British couple who named son after Hitler convicted of involvement with banned neo-Nazi group

Adam Thomas and Claudia Patatas were convicted for belonging to a neo-Nazi group that’s banned in Britain. (Photo: West Midlands Police)
Adam Thomas and Claudia Patatas were convicted for belonging to a neo-Nazi group that’s banned in Britain. (Photo: West Midlands Police)

A British couple who gave their son the middle name Adolf in honor of the Nazi Party leader were convicted on Monday for belonging to a neo-Nazi group that’s banned in Britain.

Prosecutors told a jury in Birmingham that Adam Thomas, 22, and Claudia Patatas, 38, shared photos of themselves dressed as members of the Ku Klux Klan and giving Nazi salutes, Reuters reports. They were accused of belonging to National Action, a far-right group that was banned in Britain in 2016. Though they both previously denied it, the prosecution argued that their son’s name was a major clue to their involvement.

“Given that the child was born almost a year after National Action was banned, you may think the use of the name ‘Adolf’ — even as a middle name — was of significance,” prosecutor Barnaby Jameson told jurors, per the BBC. He also warned the jury that the case involved “a world in which any right-thinking person would wish did not exist.”

The West Midlands Police shared pictures in a Monday press release of the couple posing with their baby while holding a swastika flag.
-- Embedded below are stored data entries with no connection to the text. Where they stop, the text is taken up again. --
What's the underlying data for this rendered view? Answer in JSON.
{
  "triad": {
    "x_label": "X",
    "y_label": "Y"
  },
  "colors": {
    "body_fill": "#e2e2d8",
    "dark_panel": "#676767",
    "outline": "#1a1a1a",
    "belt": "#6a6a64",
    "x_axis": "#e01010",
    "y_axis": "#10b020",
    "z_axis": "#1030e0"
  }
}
Another photo showed Thomas dressed in KKK robes and holding his baby son, while yet another featured him posing with a crossbow in front of a Confederate flag.
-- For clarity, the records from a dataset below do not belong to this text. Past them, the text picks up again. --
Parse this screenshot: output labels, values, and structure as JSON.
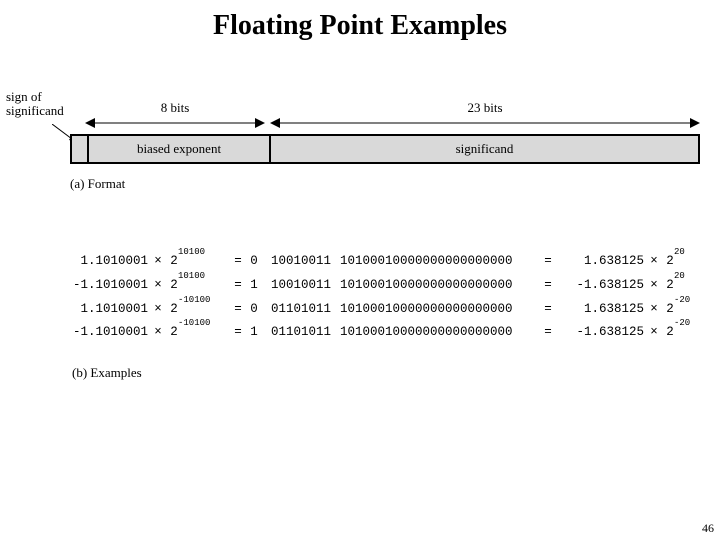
{
  "title": "Floating Point Examples",
  "format": {
    "sign_label_line1": "sign of",
    "sign_label_line2": "significand",
    "width_8_label": "8 bits",
    "width_23_label": "23 bits",
    "exp_box_label": "biased exponent",
    "sig_box_label": "significand",
    "caption": "(a) Format"
  },
  "examples": {
    "caption": "(b) Examples",
    "rows": [
      {
        "mant": "1.1010001",
        "exp_in": "10100",
        "s": "0",
        "e": "10010011",
        "f": "10100010000000000000000",
        "dec": "1.638125",
        "exp_out": "20"
      },
      {
        "mant": "-1.1010001",
        "exp_in": "10100",
        "s": "1",
        "e": "10010011",
        "f": "10100010000000000000000",
        "dec": "-1.638125",
        "exp_out": "20"
      },
      {
        "mant": "1.1010001",
        "exp_in": "-10100",
        "s": "0",
        "e": "01101011",
        "f": "10100010000000000000000",
        "dec": "1.638125",
        "exp_out": "-20"
      },
      {
        "mant": "-1.1010001",
        "exp_in": "-10100",
        "s": "1",
        "e": "01101011",
        "f": "10100010000000000000000",
        "dec": "-1.638125",
        "exp_out": "-20"
      }
    ]
  },
  "glyphs": {
    "times": "×",
    "equals": "=",
    "two": "2"
  },
  "page_number": "46"
}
The police announced that four others were convicted on similar charges, three of whom had confessed to their involvement with National Action before the trial. Two others were convicted for belonging to the group in July, Reuters reports.

National Action was the first far-right group banned in Britain since World War II, a move brought on by members praising the murder of British lawmaker Jo Cox by “an extreme rightwing terrorist,” as the Guardian reported at the time.

“These individuals were not simply racist fantasists; we now know they were a dangerous, well-structured organisation,” Detective Chief Superintendent Matt Ward, with the West Midlands Counter Terrorism Unit, said in the press release. “Their aim was to spread neo-Nazi ideology by provoking a race war in the UK and they had spent years acquiring the skills to carry this out.”

He explained that the group had researched how to make explosives, gathered weapons, and were trying to radicalize others. “Unchecked they would have inspired violence and spread hatred and fear across the West Midlands,” he said.